Das Zeitungssterben, die „Fusionen“ in den letzten 20 Jahren blieben auch in diesem Gewerbe nicht aus und sind ein Beweis für die Opfer auf dem Altar ,Kapitalismus‘. Herr Leo Kirch aus München mußte sogar einen Mrd.-Kredit vom Bayerischen Staat aufnehmen, um eine „... feindliche Übernahme“ abwehren zu können. Wie lange er sich wohl noch halten kann?

Bertelsmann ist mittels „Fusionen“ zum Globalplayer aufgestiegen. Ob Kirch das auch schafft?

Es ließe sich noch manches über die augenblickliche Situation in den Betrieben der BRD schreiben und mit Fakten und Zahlen belegen, doch wollen wir hier auf einen ganz anderen Umstand hinweisen.

Es soll in Mitteldeutschland einmal so gewesen sein, daß die Steuern aus gewerblichen Einkünften 85% der Kosten des Staatshaushaltes deckten und nur 15% vom „kleinen Mann“ beigesteuert wurden.
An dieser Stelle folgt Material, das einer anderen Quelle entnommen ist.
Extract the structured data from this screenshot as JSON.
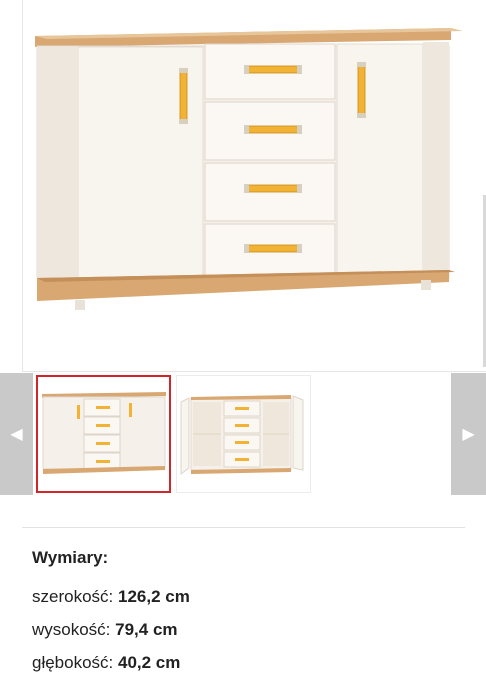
{
  "gallery": {
    "main_image_alt": "",
    "thumbnails": [
      {
        "name": "thumb-closed",
        "selected": true
      },
      {
        "name": "thumb-open",
        "selected": false
      }
    ],
    "prev_icon": "chevron-left-icon",
    "next_icon": "chevron-right-icon",
    "prev_glyph": "◀",
    "next_glyph": "▶"
  },
  "specs": {
    "title": "Wymiary:",
    "rows": [
      {
        "label": "szerokość: ",
        "value": "126,2 cm"
      },
      {
        "label": "wysokość: ",
        "value": "79,4 cm"
      },
      {
        "label": "głębokość: ",
        "value": "40,2 cm"
      }
    ]
  },
  "colors": {
    "selected_border": "#d0262a",
    "arrow_bg": "#c9c9c9",
    "body_white": "#f4efe8",
    "oak": "#d6a56f",
    "handle": "#f2b233"
  }
}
Der konnte nicht mehr aufbringen. Lebte er doch von der Hand in den Mund! Soll es wieder so kommen ?

Die Steuerflucht aus Einkünften des gewerblichen Vermögens nach Luxemburg und nach X-Town beweist uns heute allen, wie „schlecht“ es der Industrie insgesamt gehen soll.
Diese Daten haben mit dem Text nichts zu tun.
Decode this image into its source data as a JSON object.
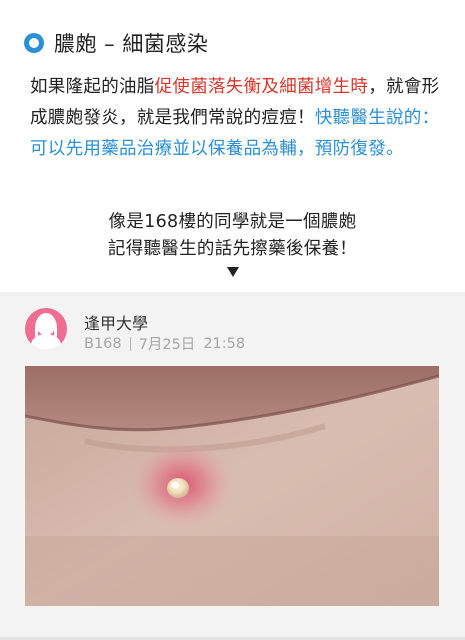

Wenn man schon Mrd.-Gewinne in einem Wirtschaftsraum an einem Volk macht, wäre es auch dumm, wenn man keinen raffinierten Steuerberater hätte, der diese leidigen Abgaben und Steuern verhindert.

Wir wollen hier aber nicht linke Kritik üben, sondern eine Frage stellen, die leider auch im rechten Lager allzuoft übersehen wird. Wir sollten deshalb nach den Ursachen dieses – vor unseren Augen ablaufenden – Geschehens fragen. Oder sind wir schon so verdummt, daß wir uns eine andere als kapitalistische Welt gar nicht mehr vorstellen können ? Wer täglich 8 oder 10 Stunden vor dem Fernseher hängt, sollte sich deshalb nicht angesprochen fühlen!

In Zeitungen aus „Bankfurt“ war in letzter Zeit (21. 7. 99) wieder zu lesen, daß die Bundesbank wieder erwäge, vom Mengentender zum Zinstender überzugehen.

Beim Mengentender beantragen die Banken (zum Diskont/Lombardsatz) eine bestimmte Menge Zahlungsmittel und erhalten von der Bundesbank – später Eurobank – einen nicht vorhersehbaren Betrag zugeteilt...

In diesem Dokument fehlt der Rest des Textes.